Last but not least gibt es in der Eifel obendrein noch zwei Klassen unter dem Titel E1 Luxemburg. Deren Abteilung bis 2-Liter sichert sich Bergrennsport Europa-Bummler Egidio Pisano im Minichberger Golf 16V vor Canio Marchione (P2) im Fiat 127 und Bob Kellen im Gruppe 4 Rallye Escort RS 2000 als Drittem. Drei Schweizer geben in der Klasse über 2000 Kubik den Takt vor: Eidgenossen-Slalommeister Ronnie Bratschi treibt den Eggenberger Mitsubishi zum Sieg vor Jürgen Gerspacher (P2) und Bruno Ianiello in den beiden spektakulären Lancia Delta S4. „Raketen Bruno“ muss bereits nach der zweiten Trainingssitzung an seinem Getriebe arbeiten und kommt im Rennen nicht unter die 1:05er Zeitenmarke.
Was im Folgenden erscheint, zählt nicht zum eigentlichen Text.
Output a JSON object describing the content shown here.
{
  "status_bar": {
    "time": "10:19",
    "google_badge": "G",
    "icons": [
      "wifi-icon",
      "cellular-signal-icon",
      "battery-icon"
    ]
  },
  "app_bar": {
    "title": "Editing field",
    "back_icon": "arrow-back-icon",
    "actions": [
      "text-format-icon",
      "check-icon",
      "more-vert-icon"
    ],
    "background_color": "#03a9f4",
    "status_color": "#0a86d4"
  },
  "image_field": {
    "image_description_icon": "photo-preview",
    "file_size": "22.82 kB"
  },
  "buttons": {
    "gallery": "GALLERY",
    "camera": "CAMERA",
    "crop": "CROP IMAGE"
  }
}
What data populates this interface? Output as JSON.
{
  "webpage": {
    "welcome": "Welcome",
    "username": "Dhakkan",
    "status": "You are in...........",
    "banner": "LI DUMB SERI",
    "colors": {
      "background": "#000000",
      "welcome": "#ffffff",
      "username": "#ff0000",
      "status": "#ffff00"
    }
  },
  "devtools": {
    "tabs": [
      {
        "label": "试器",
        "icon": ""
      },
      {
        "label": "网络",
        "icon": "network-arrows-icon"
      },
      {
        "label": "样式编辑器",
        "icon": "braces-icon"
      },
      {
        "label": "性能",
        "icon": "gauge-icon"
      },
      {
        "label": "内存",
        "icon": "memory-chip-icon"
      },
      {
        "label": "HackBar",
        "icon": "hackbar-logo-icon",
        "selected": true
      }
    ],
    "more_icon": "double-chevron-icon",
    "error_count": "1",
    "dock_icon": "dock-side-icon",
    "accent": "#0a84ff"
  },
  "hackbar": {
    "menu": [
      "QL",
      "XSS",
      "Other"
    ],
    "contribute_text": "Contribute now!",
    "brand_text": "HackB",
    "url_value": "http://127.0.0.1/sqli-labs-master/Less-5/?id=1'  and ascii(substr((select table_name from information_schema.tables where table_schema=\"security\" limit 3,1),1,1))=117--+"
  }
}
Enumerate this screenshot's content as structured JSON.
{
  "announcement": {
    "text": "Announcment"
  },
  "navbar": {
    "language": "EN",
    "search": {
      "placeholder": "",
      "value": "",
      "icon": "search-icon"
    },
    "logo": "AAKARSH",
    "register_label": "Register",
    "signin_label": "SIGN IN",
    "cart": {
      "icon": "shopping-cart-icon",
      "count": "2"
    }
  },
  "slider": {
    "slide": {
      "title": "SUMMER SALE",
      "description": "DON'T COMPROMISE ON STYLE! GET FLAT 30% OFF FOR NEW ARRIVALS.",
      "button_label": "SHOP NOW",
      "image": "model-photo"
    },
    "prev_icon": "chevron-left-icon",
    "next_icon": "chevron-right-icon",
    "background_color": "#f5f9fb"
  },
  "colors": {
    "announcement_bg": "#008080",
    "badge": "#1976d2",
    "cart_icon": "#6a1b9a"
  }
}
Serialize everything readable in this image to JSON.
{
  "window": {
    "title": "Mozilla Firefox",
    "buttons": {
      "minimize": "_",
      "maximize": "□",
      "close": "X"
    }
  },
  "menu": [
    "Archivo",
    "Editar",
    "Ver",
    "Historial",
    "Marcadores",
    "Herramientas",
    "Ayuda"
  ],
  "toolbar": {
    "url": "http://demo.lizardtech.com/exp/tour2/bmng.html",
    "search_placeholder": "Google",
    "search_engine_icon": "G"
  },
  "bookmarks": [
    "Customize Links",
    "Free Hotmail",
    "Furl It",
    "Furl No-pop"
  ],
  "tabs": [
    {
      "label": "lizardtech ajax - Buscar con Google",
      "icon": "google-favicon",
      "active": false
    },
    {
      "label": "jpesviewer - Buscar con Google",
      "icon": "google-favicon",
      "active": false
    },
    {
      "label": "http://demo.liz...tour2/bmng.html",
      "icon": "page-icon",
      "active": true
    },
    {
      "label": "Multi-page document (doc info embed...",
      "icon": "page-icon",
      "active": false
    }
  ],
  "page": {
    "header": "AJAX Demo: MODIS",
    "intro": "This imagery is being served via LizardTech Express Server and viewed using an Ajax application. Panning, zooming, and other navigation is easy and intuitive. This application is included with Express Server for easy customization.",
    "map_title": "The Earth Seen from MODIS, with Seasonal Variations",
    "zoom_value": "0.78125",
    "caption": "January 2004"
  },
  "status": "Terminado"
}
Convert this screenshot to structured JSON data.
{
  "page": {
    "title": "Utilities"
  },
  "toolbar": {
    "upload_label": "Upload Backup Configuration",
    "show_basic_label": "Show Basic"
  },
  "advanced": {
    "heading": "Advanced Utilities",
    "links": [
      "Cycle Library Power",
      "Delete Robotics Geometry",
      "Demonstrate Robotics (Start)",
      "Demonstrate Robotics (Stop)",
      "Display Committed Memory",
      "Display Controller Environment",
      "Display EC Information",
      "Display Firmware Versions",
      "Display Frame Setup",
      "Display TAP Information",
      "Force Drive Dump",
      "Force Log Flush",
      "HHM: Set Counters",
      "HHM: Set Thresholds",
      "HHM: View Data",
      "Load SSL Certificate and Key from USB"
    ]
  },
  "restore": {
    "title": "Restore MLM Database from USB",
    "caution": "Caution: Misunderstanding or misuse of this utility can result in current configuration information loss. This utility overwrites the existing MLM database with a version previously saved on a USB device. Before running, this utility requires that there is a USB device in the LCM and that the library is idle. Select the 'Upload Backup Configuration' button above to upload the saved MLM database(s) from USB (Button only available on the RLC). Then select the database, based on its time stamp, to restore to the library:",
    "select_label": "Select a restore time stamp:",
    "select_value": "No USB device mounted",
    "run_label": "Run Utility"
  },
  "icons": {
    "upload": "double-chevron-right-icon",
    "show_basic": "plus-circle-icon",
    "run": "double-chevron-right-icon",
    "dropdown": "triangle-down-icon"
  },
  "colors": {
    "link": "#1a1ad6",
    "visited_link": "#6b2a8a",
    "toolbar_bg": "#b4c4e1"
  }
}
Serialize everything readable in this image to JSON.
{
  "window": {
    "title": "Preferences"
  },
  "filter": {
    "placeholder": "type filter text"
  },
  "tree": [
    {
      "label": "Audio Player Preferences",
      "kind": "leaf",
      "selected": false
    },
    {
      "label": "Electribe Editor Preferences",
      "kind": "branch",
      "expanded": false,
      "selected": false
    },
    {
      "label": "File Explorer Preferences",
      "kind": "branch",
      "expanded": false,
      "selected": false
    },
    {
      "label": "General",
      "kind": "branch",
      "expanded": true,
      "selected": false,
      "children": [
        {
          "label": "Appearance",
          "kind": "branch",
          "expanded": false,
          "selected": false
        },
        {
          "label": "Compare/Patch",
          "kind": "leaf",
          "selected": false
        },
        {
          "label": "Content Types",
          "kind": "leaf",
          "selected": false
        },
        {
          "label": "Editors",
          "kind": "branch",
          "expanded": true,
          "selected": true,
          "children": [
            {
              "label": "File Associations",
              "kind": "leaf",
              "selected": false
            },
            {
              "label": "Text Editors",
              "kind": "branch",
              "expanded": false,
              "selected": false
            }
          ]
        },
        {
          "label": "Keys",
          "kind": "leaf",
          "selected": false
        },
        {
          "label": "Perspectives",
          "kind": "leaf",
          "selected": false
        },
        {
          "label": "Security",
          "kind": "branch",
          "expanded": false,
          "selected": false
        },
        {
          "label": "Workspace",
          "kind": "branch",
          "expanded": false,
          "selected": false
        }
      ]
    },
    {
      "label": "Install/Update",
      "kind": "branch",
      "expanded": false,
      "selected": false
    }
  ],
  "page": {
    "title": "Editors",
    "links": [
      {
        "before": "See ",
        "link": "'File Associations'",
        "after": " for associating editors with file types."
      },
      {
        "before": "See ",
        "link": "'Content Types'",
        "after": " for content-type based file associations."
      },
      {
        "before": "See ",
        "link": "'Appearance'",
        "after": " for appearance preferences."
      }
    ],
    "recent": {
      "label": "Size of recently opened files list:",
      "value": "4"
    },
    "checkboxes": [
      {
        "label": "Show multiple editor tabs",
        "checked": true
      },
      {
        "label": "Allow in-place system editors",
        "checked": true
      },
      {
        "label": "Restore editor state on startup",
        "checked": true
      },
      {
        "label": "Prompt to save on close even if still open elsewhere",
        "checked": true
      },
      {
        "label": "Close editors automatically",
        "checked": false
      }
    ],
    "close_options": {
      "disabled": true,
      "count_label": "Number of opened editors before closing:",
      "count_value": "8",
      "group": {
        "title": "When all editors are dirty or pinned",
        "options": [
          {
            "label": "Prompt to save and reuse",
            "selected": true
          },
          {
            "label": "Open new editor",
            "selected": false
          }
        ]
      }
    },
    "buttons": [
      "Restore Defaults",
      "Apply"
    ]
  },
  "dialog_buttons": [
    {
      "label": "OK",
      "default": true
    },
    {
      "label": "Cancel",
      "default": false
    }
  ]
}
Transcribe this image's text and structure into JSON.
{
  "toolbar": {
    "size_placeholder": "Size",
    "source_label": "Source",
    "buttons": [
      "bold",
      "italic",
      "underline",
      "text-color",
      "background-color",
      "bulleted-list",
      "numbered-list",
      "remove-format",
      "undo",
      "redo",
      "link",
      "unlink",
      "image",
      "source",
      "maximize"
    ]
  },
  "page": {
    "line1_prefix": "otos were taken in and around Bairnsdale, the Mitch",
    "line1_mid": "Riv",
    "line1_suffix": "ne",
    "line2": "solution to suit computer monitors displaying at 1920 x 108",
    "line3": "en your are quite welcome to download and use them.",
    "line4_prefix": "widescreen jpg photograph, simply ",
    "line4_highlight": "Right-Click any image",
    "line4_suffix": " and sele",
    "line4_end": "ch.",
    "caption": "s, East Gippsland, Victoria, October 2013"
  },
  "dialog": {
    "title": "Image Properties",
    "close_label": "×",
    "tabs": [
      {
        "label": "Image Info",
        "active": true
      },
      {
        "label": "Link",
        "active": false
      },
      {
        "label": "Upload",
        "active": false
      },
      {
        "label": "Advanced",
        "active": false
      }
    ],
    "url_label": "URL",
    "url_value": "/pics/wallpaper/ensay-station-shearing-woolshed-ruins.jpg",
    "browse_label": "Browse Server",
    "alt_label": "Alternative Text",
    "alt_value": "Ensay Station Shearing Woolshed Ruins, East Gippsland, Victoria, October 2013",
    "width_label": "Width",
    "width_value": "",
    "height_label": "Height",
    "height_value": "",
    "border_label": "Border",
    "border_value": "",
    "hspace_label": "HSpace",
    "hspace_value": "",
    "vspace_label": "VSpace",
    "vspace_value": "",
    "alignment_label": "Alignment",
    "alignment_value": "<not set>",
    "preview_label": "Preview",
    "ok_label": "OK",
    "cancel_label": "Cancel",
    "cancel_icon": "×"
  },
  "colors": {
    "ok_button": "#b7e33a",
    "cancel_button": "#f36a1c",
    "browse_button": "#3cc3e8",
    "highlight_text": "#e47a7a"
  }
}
Wie gewohnt geben die Tourenwagen in Wolsfeld ein beeindruckendes Bild ihrer Performance ab. Unter den 25 Teilnehmern auf Seite eins der Gesamtergebnisliste finden sich 17(!) Autos mit Dach. Ronnie Bratschi ist im Mitsubishi Dritter „Over All“, Jörg Weidinger im 2-Liter STW BMW Sechster. Dazu drittschnellster Tourenwagen und bester „Limousinen Fahrer“ mit Zweirad-Antrieb und Saugmotor. Auch die KW Berg-Cup Piloten Hansi Eller (P8), Björn Wiebe (P9) und Peter Naumann auf Position zehn schaffen den Sprung unter die Top-Ten des Gesamt-Rankings.

Nach nunmehr drei gefahrenen Saisonläufen von insgesamt elf ausgeschriebenen sind die Titelverteidiger Jörg Weidinger/Dieter Rottenberger nach drei Siegen in Folge die KW Berg-Cup Tabellenführer. Dicht dahinter folgen Hans-Peter Eller/Mario Minichberger auf Platz zwei, Dritte sind Wolfgang Glas/Armin Ebenhöh. „Mr. Berg-Cup“ Franz Weißdorn ist Vierter, Norbert Wimmer/Christian Auer sind Gesamtfünfte. Sie führen auch die KW 8V-Trophy Hitliste an, vor Jürgen Heßberger (P2) und Frank Lohmann auf Position drei. Nils Abb ist Vierter, Michael Rauch/Stefan Faulhaber sind Fünfte der roten Startnummern. Die Punktabstände sind minimal, einen Fehler kann sich niemand leisten. Die besten acht Resultate je Fahrer oder Team fließen in die KW Berg-Cup Jahreswertung 2014 ein.

 

Keiner kann sich bequem zurücklehnen oder gar auf den bisherigen Lorbeeren  ausruhen. Volle Attacke ist weiterhin angesagt. Das nächste Mal beim 19. ADAC Ibergrennen am Rande des malerischen Städtchens Heilbad Heiligenstadt im Eichsfeld. Vom 27. bis zum 29. Juni geht dort das Kräftemessen im KW Berg-Cup weiter. Treffen wir uns dort, betrachten wir die Action und lauschen wir dem kraftvollen Sound der Rennmotoren? Ja? Schön! Ich freue mich schon jetzt darauf!